Strong Operating Metrics Despite Litigation Charges

Visa (NYSE: V) reported its fiscal second quarter 2025 results, demonstrating resilient consumer spending and solid core growth across all major business lines despite litigation-related expenses.

Key Highlights (GAAP vs. Non-GAAP)

Metric GAAP Result YoY % Change Non-GAAP Result YoY % Change
Net Revenue $9.6B +9% — +11% (CC*)
Net Income $4.6B -2% $5.4B +6%
Earnings Per Share (EPS) $2.32 +1% $2.76 +10%
Operating Expenses $4.2B +22% $3.1B +7%
Effective Tax Rate 15.8% flat 16.9% +1 ppt
Processed Transactions 60.7B +9% — —
Cross-Border Volume (ex-EU) — +13% — —
*CC = Constant Currency

Operational Drivers
Payments Volume: +8% YoY (constant-dollar)

Cross-Border Volume (ex-EU): +13% YoY

Data Processing Revenue: +10% to $4.7B

Service Revenue: +9% to $4.4B

International Transaction Revenue: +10% to $3.3B

Client Incentives: $3.7B, up 15%

Significant Items Impacting GAAP Results
$1.0B litigation provision (vs. $430M last year) related to interchange MDL.

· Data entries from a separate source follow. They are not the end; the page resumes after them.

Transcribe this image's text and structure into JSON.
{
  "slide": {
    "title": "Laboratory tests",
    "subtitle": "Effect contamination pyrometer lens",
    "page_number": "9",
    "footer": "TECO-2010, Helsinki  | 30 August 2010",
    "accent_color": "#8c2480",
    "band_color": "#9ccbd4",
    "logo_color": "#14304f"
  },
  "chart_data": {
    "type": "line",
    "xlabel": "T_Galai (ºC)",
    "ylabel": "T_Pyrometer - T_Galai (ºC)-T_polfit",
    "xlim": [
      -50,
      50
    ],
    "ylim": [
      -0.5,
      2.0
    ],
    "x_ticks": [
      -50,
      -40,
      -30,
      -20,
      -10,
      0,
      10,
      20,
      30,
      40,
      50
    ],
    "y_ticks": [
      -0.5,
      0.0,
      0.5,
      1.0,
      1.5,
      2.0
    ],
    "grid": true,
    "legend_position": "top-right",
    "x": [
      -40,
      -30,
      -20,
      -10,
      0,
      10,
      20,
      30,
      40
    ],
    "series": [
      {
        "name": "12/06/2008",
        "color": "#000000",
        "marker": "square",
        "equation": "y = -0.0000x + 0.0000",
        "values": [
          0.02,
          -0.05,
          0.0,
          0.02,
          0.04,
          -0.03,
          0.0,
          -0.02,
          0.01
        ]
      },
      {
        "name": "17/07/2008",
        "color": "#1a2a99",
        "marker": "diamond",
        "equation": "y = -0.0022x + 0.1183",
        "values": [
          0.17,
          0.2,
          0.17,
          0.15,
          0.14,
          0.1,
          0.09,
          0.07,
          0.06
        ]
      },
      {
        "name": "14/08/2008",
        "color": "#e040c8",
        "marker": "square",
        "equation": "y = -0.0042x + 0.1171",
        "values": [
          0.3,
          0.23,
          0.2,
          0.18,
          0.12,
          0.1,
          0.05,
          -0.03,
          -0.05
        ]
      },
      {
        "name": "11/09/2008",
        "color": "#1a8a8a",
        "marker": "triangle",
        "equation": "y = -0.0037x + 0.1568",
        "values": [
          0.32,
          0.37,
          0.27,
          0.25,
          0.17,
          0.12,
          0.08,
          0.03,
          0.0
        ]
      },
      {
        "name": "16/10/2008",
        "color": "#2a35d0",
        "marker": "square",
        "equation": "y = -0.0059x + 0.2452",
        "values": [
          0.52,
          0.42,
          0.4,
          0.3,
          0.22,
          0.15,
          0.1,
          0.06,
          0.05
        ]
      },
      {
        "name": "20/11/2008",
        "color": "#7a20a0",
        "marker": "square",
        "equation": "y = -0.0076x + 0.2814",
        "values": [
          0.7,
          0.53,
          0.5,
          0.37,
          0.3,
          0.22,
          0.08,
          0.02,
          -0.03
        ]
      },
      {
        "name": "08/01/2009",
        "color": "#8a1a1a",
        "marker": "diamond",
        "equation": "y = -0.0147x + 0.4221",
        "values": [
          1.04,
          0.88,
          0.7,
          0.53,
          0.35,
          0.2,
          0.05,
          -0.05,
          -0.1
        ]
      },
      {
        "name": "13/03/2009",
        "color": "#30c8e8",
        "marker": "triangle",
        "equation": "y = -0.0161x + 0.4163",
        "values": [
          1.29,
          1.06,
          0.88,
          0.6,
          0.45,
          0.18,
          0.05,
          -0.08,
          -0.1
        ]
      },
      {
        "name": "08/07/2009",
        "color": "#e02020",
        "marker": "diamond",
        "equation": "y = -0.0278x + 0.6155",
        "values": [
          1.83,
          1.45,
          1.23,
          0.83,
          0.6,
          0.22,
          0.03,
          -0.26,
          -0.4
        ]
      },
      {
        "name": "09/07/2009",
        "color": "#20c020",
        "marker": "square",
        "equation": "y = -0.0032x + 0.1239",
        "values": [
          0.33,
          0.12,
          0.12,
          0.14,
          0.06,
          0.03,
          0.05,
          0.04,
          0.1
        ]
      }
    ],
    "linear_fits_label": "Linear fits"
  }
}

Equity investment losses of $23M.

$96M amortization & acquisition-related charges.

Capital Return & Share Buybacks
Returned $5.6B via share repurchases and dividends in Q2.

13 million shares repurchased at an avg. $340.26.

New $30B multi-year repurchase plan authorized.

Quarterly dividend of $0.59/share declared, payable June 2.

Balance Sheet Snapshot (as of March 31, 2025)
Cash & Equivalents: $11.7B

Investment Securities: $3.5B

Total Assets: $92.9B

Total Liabilities: $54.8B

Total Equity: $38.0B

CEO Commentary
“Visa delivered another solid quarter... Our focus on innovation, value-added services, and diversified business lines positions us well for continued growth,” – Ryan McInerney, CEO

Conclusion:
Despite ongoing legal charges, Visa posted strong operational growth and continues returning substantial capital to shareholders. Its reaffirmed strength in core payment volumes and aggressive buyback strategy underscore management's confidence in long-term fundamentals.